Terms like father, mother, son and daughter were given the ax — to name a few.
You might think this wackiness would set off some alarm bells among the journalists who pushed out countless pieces comparing Trump’s America to George Orwell’s “1984.” But these woke warriors champion Newspeak and gaslight anyone who questions it.
A headline in the main stream media reads, “Are We Really Criticizing Rep. Cori Bush for ‘Birthing People’ Instead of Solving Black Maternal Mortality?”
Well, if the term birthing people is no big deal — then why use it?
The left can downplay these changes but the truth is they fully recognize the power of language and are constantly trying to wield it.
When definitions are ever-changing, then words become meaningless.
Suddenly, reality is whatever the Ministry of Truth wants it to be.
This screechfest is a product of Bush using not just the word “mothers” — which Bush uses in the very same sentence which is trying to instantiate the Orwellian semantic totalitarianism of the Left — but also the phrase “birthing people,” to refer to the fact that transgender men and non-binary persons also give birth.
Bill got upset about this because he considers this kind of politically correct speech (the right wing PC term for the former right wing PC term “politically correct” is now “woke;” please update your wingnut translators accordingly) to be harmful to Democrats, since it will push swing voters towards Republicans.
The argument is something like this: when normal people hear the word “mothers” being replaced by — actually in this case supplemented by — the phrase “birthing people,” they get anxious about being criticized for not using the “correct” term, even though the “correct” term strikes them as preposterous. And that anxiety pushes them rightward.
This is of course just a rehash of the now more than 30-year-old argument about political correctness, with many centrist types decrying what they see as over the top complaints about failures to use “inclusive” language etc.
These arguments aren’t completely baseless — people do in fact have anxieties about unintentionally giving offense because of shifting semantic practices — but they are almost always wildly overstated. I really like Bill, and very much admire how he was willing to pretty much upend his entire political world view in response to America’s right wing horrorshow. Nevertheless, is he really worried that he, or people like him, will get criticized for not using the term “birthing people” instead of “mothers?” Is this actually going to happen to anybody?
Ok it might happen in a faculty workshop on using gender inclusive language at Oberlin, where it will lead to much eye-rolling by various even the liberal types who will scoff at the absurdity of it all, even though if pressed they would admit that there actually are transgender people in the world and that directional men do have babies. But out in the real world, so called, 99.9% of the criticism and mockery for putatively inappropriate language use will be aimed at the people who are using phrases like “birthing people,” not at the people who have no idea what that phrase even means, i.e. 99.9999% of that subset of the American population that spends less than twenty hours a day on Twitter.
In other words, this is just another fake right wing culture war “controversy,” designed to play on the anxieties of people who are understandably anxious about a changing world that is often difficult to understand.

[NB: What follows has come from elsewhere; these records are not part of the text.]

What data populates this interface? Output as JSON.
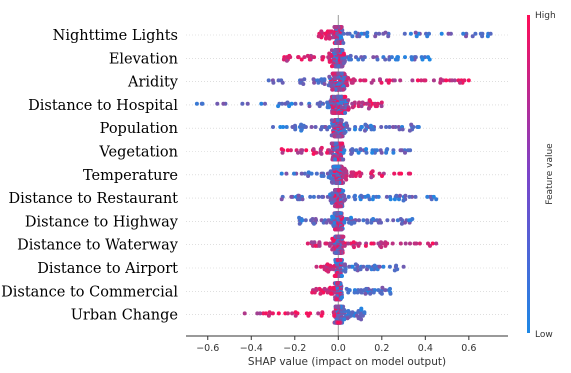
{
  "chart_data": {
    "type": "scatter",
    "subtype": "shap-beeswarm",
    "xlabel": "SHAP value (impact on model output)",
    "xlim": [
      -0.7,
      0.78
    ],
    "xticks": [
      -0.6,
      -0.4,
      -0.2,
      0.0,
      0.2,
      0.4,
      0.6
    ],
    "xtick_labels": [
      "−0.6",
      "−0.4",
      "−0.2",
      "0.0",
      "0.2",
      "0.4",
      "0.6"
    ],
    "zero_line": 0.0,
    "colorbar": {
      "title": "Feature value",
      "high_label": "High",
      "low_label": "Low",
      "low_color": "#1e88e5",
      "high_color": "#ff0d57"
    },
    "features": [
      {
        "name": "Nighttime Lights",
        "min": -0.09,
        "max": 0.7,
        "neg_high": true,
        "pos_high": false,
        "spread": 0.08
      },
      {
        "name": "Elevation",
        "min": -0.25,
        "max": 0.42,
        "neg_high": true,
        "pos_high": false,
        "spread": 0.14
      },
      {
        "name": "Aridity",
        "min": -0.32,
        "max": 0.6,
        "neg_high": false,
        "pos_high": true,
        "spread": 0.18
      },
      {
        "name": "Distance to Hospital",
        "min": -0.65,
        "max": 0.2,
        "neg_high": false,
        "pos_high": true,
        "spread": 0.2
      },
      {
        "name": "Population",
        "min": -0.3,
        "max": 0.37,
        "neg_high": false,
        "pos_high": false,
        "spread": 0.12
      },
      {
        "name": "Vegetation",
        "min": -0.26,
        "max": 0.33,
        "neg_high": true,
        "pos_high": false,
        "spread": 0.12
      },
      {
        "name": "Temperature",
        "min": -0.26,
        "max": 0.33,
        "neg_high": false,
        "pos_high": true,
        "spread": 0.12
      },
      {
        "name": "Distance to Restaurant",
        "min": -0.26,
        "max": 0.45,
        "neg_high": false,
        "pos_high": false,
        "spread": 0.1
      },
      {
        "name": "Distance to Highway",
        "min": -0.18,
        "max": 0.34,
        "neg_high": false,
        "pos_high": false,
        "spread": 0.1
      },
      {
        "name": "Distance to Waterway",
        "min": -0.14,
        "max": 0.45,
        "neg_high": true,
        "pos_high": true,
        "spread": 0.1
      },
      {
        "name": "Distance to Airport",
        "min": -0.1,
        "max": 0.3,
        "neg_high": true,
        "pos_high": false,
        "spread": 0.07
      },
      {
        "name": "Distance to Commercial",
        "min": -0.12,
        "max": 0.24,
        "neg_high": true,
        "pos_high": false,
        "spread": 0.07
      },
      {
        "name": "Urban Change",
        "min": -0.43,
        "max": 0.12,
        "neg_high": true,
        "pos_high": false,
        "spread": 0.08
      }
    ]
  }
}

It also allows right wingers to mock transgender people while hiding behind the usual nonsense about how we’re not even allowed to say X anymore ever since the blacks and the girls and especially the black girls started getting so uppity, right around the time race music started dominating the radio in the 1960s.
As long as we Boomers are still alive in large numbers, it will always still be the 1960s. That’s what arguments about politically correct aka woke speech have always been about and will always be about.